Some useful blogs for study and research

Here are a six of my favourite blogs which offer helpful material to help doing with study and research—and the organisation required to accomplish those things. I thought others might be interested; please share other blogs and websites you have found helpful in the comments.

  • Study Hacks is Cal Newport’s blog. He is the author of the superb books Deep Work and So Good They Can’t Ignore You, and teaches and researches in Computer Science at Georgetown University in Washington, DC. Cal is simply excellent at helping people think about research and writing, and I’ve benefitted enormously from his ideas about deliberate practice, making focused time for deep work, and much else.
  • Scott Young blogs about productivity in learning—he’s a fascinating man who has a wonderful curiosity about learning and study. He accelerated his learning to complete the full sequence of MIT’s computing courses online in a year! I’ve learned a lot from him, and been provoked to think harder about how I keep learning and growing as a researcher and scholar.
  • The Thesis Whisperer is a wonderful blog aimed at research students and those who supervise them, put together by Dr Inger Mewburn, who oversees training in research at the Australian National University. It’s full of thoughtful, practical wisdom, and I warmly recommend it to my research students.
  • Research Degree Voodoo is from the wonderful Katherine Firth, who advises on research at the University of Melbourne. Like the Thesis Whisperer, full of practical and wise advice on research, especially if you’re doing a postgraduate research degree.
  • The Supervision Whisperers offers good input for research supervisors—and many students would benefit from reading it too! Inger Mewburn (of the Thesis Whisperer) and Dr Evonne Miller of  Queensland University of Technology c0-edit this and have quite a range of contributors. Deeply practical, thoughtful and a place to look for advice in supervision.
  • The LSE Impact blog comes out of the Social Sciences at the London School of Economics. There’s useful material here on research and its impact on wider society—and British academics will recognise the response to the REF ‘impact’ agenda. Recently, there have been more ‘how to’ blog posts on developing as a research and they’re generally helpful.

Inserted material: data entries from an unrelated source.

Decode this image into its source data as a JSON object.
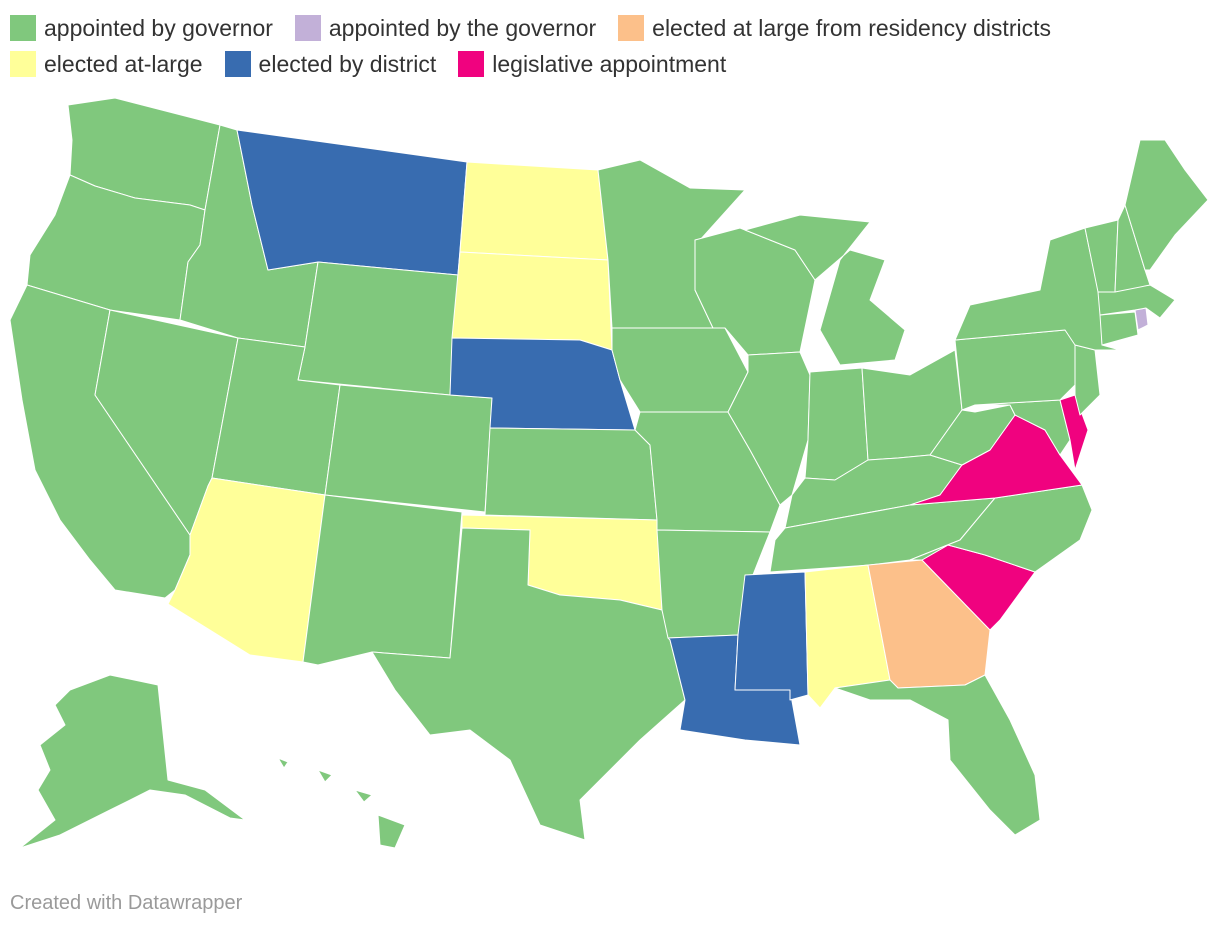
{
  "legend": {
    "rows": [
      [
        {
          "label": "appointed by governor",
          "color": "#80c87d"
        },
        {
          "label": "appointed by the governor",
          "color": "#c2b0d8"
        },
        {
          "label": "elected at large from residency districts",
          "color": "#fcc08a"
        }
      ],
      [
        {
          "label": "elected at-large",
          "color": "#ffff99"
        },
        {
          "label": "elected by district",
          "color": "#386cb0"
        },
        {
          "label": "legislative appointment",
          "color": "#f0027f"
        }
      ]
    ]
  },
  "credit": "Created with Datawrapper",
  "states": [
    {
      "name": "Washington",
      "category": "appointed by governor"
    },
    {
      "name": "Oregon",
      "category": "appointed by governor"
    },
    {
      "name": "California",
      "category": "appointed by governor"
    },
    {
      "name": "Nevada",
      "category": "appointed by governor"
    },
    {
      "name": "Idaho",
      "category": "appointed by governor"
    },
    {
      "name": "Montana",
      "category": "elected by district"
    },
    {
      "name": "Wyoming",
      "category": "appointed by governor"
    },
    {
      "name": "Utah",
      "category": "appointed by governor"
    },
    {
      "name": "Arizona",
      "category": "elected at-large"
    },
    {
      "name": "Colorado",
      "category": "appointed by governor"
    },
    {
      "name": "New Mexico",
      "category": "appointed by governor"
    },
    {
      "name": "North Dakota",
      "category": "elected at-large"
    },
    {
      "name": "South Dakota",
      "category": "elected at-large"
    },
    {
      "name": "Nebraska",
      "category": "elected by district"
    },
    {
      "name": "Kansas",
      "category": "appointed by governor"
    },
    {
      "name": "Oklahoma",
      "category": "elected at-large"
    },
    {
      "name": "Texas",
      "category": "appointed by governor"
    },
    {
      "name": "Minnesota",
      "category": "appointed by governor"
    },
    {
      "name": "Iowa",
      "category": "appointed by governor"
    },
    {
      "name": "Missouri",
      "category": "appointed by governor"
    },
    {
      "name": "Arkansas",
      "category": "appointed by governor"
    },
    {
      "name": "Louisiana",
      "category": "elected by district"
    },
    {
      "name": "Wisconsin",
      "category": "appointed by governor"
    },
    {
      "name": "Illinois",
      "category": "appointed by governor"
    },
    {
      "name": "Michigan",
      "category": "appointed by governor"
    },
    {
      "name": "Indiana",
      "category": "appointed by governor"
    },
    {
      "name": "Ohio",
      "category": "appointed by governor"
    },
    {
      "name": "Kentucky",
      "category": "appointed by governor"
    },
    {
      "name": "Tennessee",
      "category": "appointed by governor"
    },
    {
      "name": "Mississippi",
      "category": "elected by district"
    },
    {
      "name": "Alabama",
      "category": "elected at-large"
    },
    {
      "name": "Georgia",
      "category": "elected at large from residency districts"
    },
    {
      "name": "Florida",
      "category": "appointed by governor"
    },
    {
      "name": "South Carolina",
      "category": "legislative appointment"
    },
    {
      "name": "North Carolina",
      "category": "appointed by governor"
    },
    {
      "name": "Virginia",
      "category": "legislative appointment"
    },
    {
      "name": "West Virginia",
      "category": "appointed by governor"
    },
    {
      "name": "Maryland",
      "category": "appointed by governor"
    },
    {
      "name": "Delaware",
      "category": "legislative appointment"
    },
    {
      "name": "Pennsylvania",
      "category": "appointed by governor"
    },
    {
      "name": "New Jersey",
      "category": "appointed by governor"
    },
    {
      "name": "New York",
      "category": "appointed by governor"
    },
    {
      "name": "Connecticut",
      "category": "appointed by governor"
    },
    {
      "name": "Rhode Island",
      "category": "appointed by the governor"
    },
    {
      "name": "Massachusetts",
      "category": "appointed by governor"
    },
    {
      "name": "Vermont",
      "category": "appointed by governor"
    },
    {
      "name": "New Hampshire",
      "category": "appointed by governor"
    },
    {
      "name": "Maine",
      "category": "appointed by governor"
    },
    {
      "name": "Alaska",
      "category": "appointed by governor"
    },
    {
      "name": "Hawaii",
      "category": "appointed by governor"
    }
  ]
}
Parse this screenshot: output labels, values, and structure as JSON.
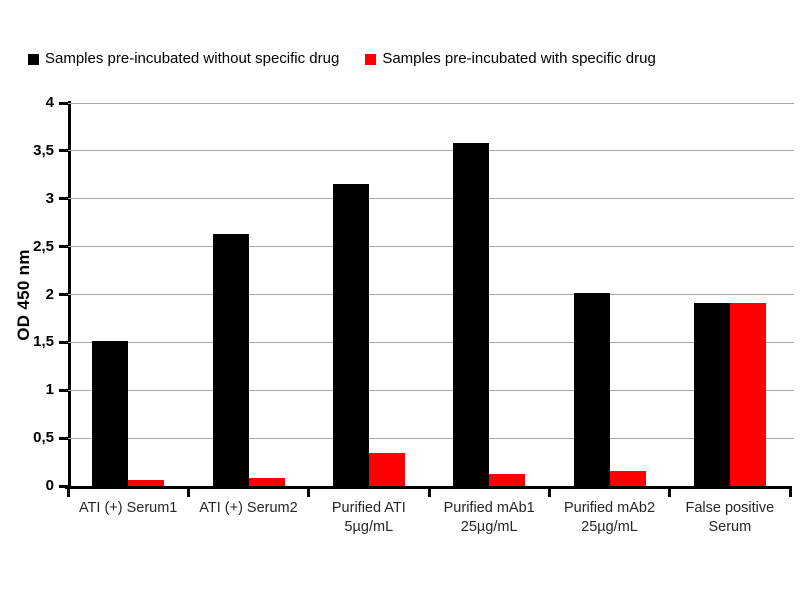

And for keeping track of the blogs, I use the wonderful Feedly, which allows me easily to add blogs I want to follow in my browser (in my case, Safari on my Mac—but it works in any browser because it’s a website), and also has apps for iOS for iPhone and iPad, as well as for Android—and that means if I’m on a bus or train, I can quickly catch up on what’s new. The free version lets me keep things for 30 days before removing them—and I reckon that if I haven’t read them in that time, I never will!